Town meetings will keep Tisbury voters busy for the next two Tuesday nights. A special town meeting on March 25 will be followed by the annual town meeting on April 1, with both scheduled to begin at 7:30 pm in the Tisbury School gymnasium.
A proposed spending plan for the money derived from ferry passenger fees and a request to provide an easement to a telecommunications company that wants to create a new fiber optic network are among the 15 articles that do not ask voters to appropriate tax dollars on the special town meeting warrant.
The special town meeting warrant includes several financial housekeeping items. Requests for town funding will be addressed at the annual town meeting.
The special and annual town meeting warrants include a notation after each article indicating whether the Tisbury's Finance and Advisory Committee (FinCom) recommends or does not recommend an article's passage, and the committee vote in favor or against. After a final review last week, the FinCom voted to recommend all but three of the articles on the special town meeting warrant.
FinCom chairman Muriel Mill said this week that committee members decided not to recommend two proposed zoning bylaw amendments, because they were unclear. The FinCom took no action on an article to grant an easement for a communications switching station on department of public works (DPW) property.

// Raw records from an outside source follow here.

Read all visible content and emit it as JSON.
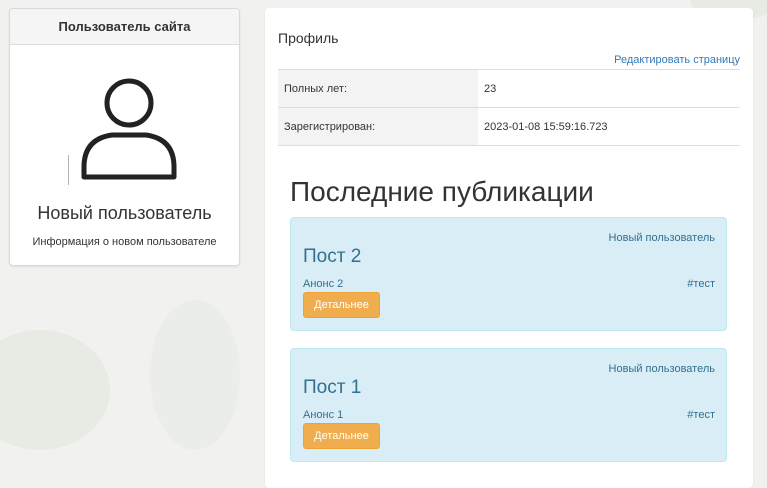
{
  "sidebar": {
    "heading": "Пользователь сайта",
    "user_name": "Новый пользователь",
    "user_info": "Информация о новом пользователе"
  },
  "profile": {
    "title": "Профиль",
    "edit_link": "Редактировать страницу",
    "rows": [
      {
        "label": "Полных лет:",
        "value": "23"
      },
      {
        "label": "Зарегистрирован:",
        "value": "2023-01-08 15:59:16.723"
      }
    ]
  },
  "publications": {
    "title": "Последние публикации",
    "posts": [
      {
        "author": "Новый пользователь",
        "title": "Пост 2",
        "anons": "Анонс 2",
        "tag": "#тест",
        "button": "Детальнее"
      },
      {
        "author": "Новый пользователь",
        "title": "Пост 1",
        "anons": "Анонс 1",
        "tag": "#тест",
        "button": "Детальнее"
      }
    ]
  },
  "colors": {
    "link": "#337ab7",
    "post_bg": "#d9edf7",
    "post_text": "#31708f",
    "button": "#f0ad4e"
  },
  "icons": {
    "avatar": "user-silhouette-icon"
  }
}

Article seven asks voters to approve adding a sentence to the definition of a detached accessory structure not used for human habitation that would prohibit any plumbing or plumbing fixtures.
FinCom members questioned whether that would prevent a homeowner from putting a water spigot for a hose on the side of a garage or shed for washing the car or watering lawns or gardens, Ms. Mill said.
Article eight, which proposes a definition for the term "attached" in the zoning bylaw, is ambiguous, Ms. Mill said. The wording in the article implies that no matter how many structures are attached to a building, it still will be considered one building if everything is connected.
Embarkation fees bylaw
Tuesday, voters will be asked to approve an embarkation fees bylaw that would establish a process for deciding how best to spend embarkation fee revenues. It is a sizable amount.
Tisbury received $255,168 this fiscal year from the legislatively imposed 50-cent surcharge on one-way ferry passenger tickets. The legislation intended that the money be used to mitigate the effects of ferry service on Tisbury and the other port towns or cities. Those uses include providing harbor services, public safety protection, emergency services, or infrastructure improvements.
Under the terms of the proposed bylaw, the selectmen will appoint a permanent Embarkation Fees Advisory Committee consisting of five members serving for a one-year term, to include a selectman, a FinCom member, one member of the Harbor Management Committee, and two members at-large from the community who do not serve on any other town board or committee.
The embarkation fees advisory committee will hold at least one annual public hearing about proposed expenditures, and make appropriation recommendations to the selectmen for inclusion in a warrant article.
Fiber optics network
An article submitted by the board of the DPW commissioners asks voters to grant an easement to Global Protection Communications System (GPCS) to construct a communication switching station for a fiber optic network on the DPW property at 115 High Point Lane.
GPCS chief operating officer Andrew Nanaa received a cautious response to his proposal for a fiber optic network when he met with up-Island town officials last summer. When he approached Tisbury with his company's request to build a switching station, the public works commissioners reviewed and approved it last fall.
By allowing GPCS to build a 25 x 35 ft. square switching station for a fiber optic network on DPW property, in exchange Tisbury will receive a line for the sewer plant and a line for municipal facilities, DPW director Fred LaPiana explained this week.
The GPCS fiber optic system would enable the town to network computers and communications between municipal departments and facilities, including Tisbury School, and make it possible to connect the DPW and the town's central sewer system network with signals from sewer pump stations. GPCS has the ability to put the infrastructure in place for a fiber optic network with minimal disruption to roads, without trenching, Mr. LaPiana said.
At the start of the meeting the Tisbury planning board plans to present a power point overview of a recently completed draft municipal needs assessment study.
The draft assessment outlines space needs and priorities for various departments, inventories available properties and buildings, and suggests options for comprehensive municipal planning, including using the town hall annex property as the site for a new emergency services facility.
Tuesday night's presentation will reflect comment gathered at a public hearing held on March 12, said planning board co-chairman Henry Stephenson.
In other business voters will be asked to:
*Approve Tisbury's application for membership in the Cape and Vineyard Electric Cooperative (CVEC), a sister entity formed by Cape Light Compact (CLC), to allow the compact to own power-generation facilities, such as wind turbines, and sell the power at the wholesale level.
*Elect Charles Conroy, Janet Messineo, and Ronald Rose to a fish committee for the regulation of herring fishing at Chappaquonsett Pond and Creek.
*Approve a design for Tashmoo Park created by the Natural Playground Company on town property at the end of Lake Street.
*Increase late fees for failure to license a dog by March 1 to $5 for the first month, and by $5 for each successive month until the license fee is paid.
*Reduce the number of FinCom members from 13 to 11.